The listing appeared on the website of the Blockchain Association and was aimed at hiring a product marketing lead with experience speaking to Fortune 500 clients.

A Layer-1 blockchain built with a crypto heavyweight

According to the job ad, Tempo is still in stealth mode, operating with a small team of five and being developed in partnership with crypto-focused venture capital firm Paradigm.

Matt Huang, Paradigm’s cofounder and managing partner, also sits on Stripe’s board. Sources familiar with the project say Tempo will be a layer-1 blockchain, meaning it won’t be built on top of an existing protocol, and will be compatible with Ethereum’s programming language, Solidity.

Neither Stripe nor Paradigm commented on the news, and the listing disappeared shortly after Fortune contacted both companies. Still, the project marks Stripe’s latest crypto-related effort.

Over the past year, the company has gone on a buying streak, acquiring stablecoin infrastructure provider Bridge for $1.1 billion in October and crypto wallet developer Privy in June.
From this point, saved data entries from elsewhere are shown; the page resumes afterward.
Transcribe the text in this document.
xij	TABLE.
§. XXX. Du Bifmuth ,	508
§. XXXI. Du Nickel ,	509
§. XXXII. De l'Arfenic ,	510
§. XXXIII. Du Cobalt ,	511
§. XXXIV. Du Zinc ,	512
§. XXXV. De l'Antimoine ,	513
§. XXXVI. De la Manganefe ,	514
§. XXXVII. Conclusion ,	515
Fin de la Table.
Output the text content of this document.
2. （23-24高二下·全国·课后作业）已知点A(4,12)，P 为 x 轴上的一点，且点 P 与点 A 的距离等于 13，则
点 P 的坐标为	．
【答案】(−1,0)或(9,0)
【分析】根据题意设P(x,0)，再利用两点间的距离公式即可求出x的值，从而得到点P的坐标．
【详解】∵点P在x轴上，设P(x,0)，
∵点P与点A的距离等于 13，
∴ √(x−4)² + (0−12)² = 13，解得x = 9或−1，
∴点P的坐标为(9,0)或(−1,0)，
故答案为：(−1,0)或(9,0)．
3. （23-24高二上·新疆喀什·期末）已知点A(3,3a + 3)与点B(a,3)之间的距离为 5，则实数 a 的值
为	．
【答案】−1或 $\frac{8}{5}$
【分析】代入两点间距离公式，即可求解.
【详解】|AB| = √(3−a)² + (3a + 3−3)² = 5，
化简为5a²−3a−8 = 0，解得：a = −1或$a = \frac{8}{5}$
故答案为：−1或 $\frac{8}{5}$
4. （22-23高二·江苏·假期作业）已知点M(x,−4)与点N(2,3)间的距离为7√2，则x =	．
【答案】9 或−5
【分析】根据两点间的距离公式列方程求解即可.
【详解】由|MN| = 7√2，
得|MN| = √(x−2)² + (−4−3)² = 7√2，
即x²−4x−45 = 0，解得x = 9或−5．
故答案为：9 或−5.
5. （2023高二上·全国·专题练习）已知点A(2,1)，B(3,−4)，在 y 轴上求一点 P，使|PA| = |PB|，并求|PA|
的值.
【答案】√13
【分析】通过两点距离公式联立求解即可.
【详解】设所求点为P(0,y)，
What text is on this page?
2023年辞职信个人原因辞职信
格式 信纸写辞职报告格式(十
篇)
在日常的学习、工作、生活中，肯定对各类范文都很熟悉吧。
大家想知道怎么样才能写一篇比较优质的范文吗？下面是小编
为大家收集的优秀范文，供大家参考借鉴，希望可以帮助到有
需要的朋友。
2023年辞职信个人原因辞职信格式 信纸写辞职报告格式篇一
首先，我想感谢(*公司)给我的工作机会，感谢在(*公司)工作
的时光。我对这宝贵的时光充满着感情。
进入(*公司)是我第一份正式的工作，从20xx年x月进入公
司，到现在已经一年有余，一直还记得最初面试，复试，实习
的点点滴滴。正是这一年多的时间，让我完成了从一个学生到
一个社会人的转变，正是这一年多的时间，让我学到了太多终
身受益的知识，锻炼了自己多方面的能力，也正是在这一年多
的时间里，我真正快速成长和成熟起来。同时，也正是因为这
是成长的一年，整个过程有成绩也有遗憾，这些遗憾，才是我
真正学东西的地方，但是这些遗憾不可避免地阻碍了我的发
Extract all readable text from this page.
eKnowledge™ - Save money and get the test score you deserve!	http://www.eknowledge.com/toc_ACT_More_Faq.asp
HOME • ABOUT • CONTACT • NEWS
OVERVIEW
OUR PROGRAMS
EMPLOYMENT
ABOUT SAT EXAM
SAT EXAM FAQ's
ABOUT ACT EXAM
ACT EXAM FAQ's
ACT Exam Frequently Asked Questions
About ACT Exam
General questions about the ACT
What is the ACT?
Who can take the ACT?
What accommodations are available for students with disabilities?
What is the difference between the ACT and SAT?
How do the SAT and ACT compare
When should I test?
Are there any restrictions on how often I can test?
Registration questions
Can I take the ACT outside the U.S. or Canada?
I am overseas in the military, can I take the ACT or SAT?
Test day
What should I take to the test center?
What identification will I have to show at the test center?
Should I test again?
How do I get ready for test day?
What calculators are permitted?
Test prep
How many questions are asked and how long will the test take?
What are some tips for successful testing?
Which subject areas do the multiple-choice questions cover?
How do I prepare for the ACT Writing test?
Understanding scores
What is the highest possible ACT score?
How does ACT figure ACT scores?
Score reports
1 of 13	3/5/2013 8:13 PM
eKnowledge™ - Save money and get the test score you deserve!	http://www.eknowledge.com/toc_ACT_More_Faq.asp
Both acquisitions point toward building an end-to-end stablecoin payments stack, from issuance to wallet management, and now potentially the blockchain layer itself.

Why stablecoins are driving Stripe’s crypto push

Stripe’s timing aligns with a broader industry shift toward stablecoins, cryptocurrencies pegged to assets like the U.S. dollar. Supporters argue they can make payments faster and cheaper than traditional systems like SWIFT.

Interest has grown sharply since July, when President Donald Trump signed the GENIUS Act, providing a federal regulatory framework for stablecoins.

CEO Patrick Collison has testified to Congress about growing business interest in stablecoins as the technology matures. Stripe’s acquisition of Bridge gives it the ability to integrate and issue stablecoins for corporate clients, while Privy adds crypto wallet capabilities.

If Tempo comes to market, it would add another piece to Stripe’s crypto infrastructure by letting the company process transactions on its own network.

What Stripe hasn’t said yet is whether Tempo will have its own token, a common step for new blockchain launches, or whether it will operate entirely as a payment rail for existing digital assets.

For now, the details remain under wraps, but the payments giant seems to be building toward a much larger role in the future of crypto transactions.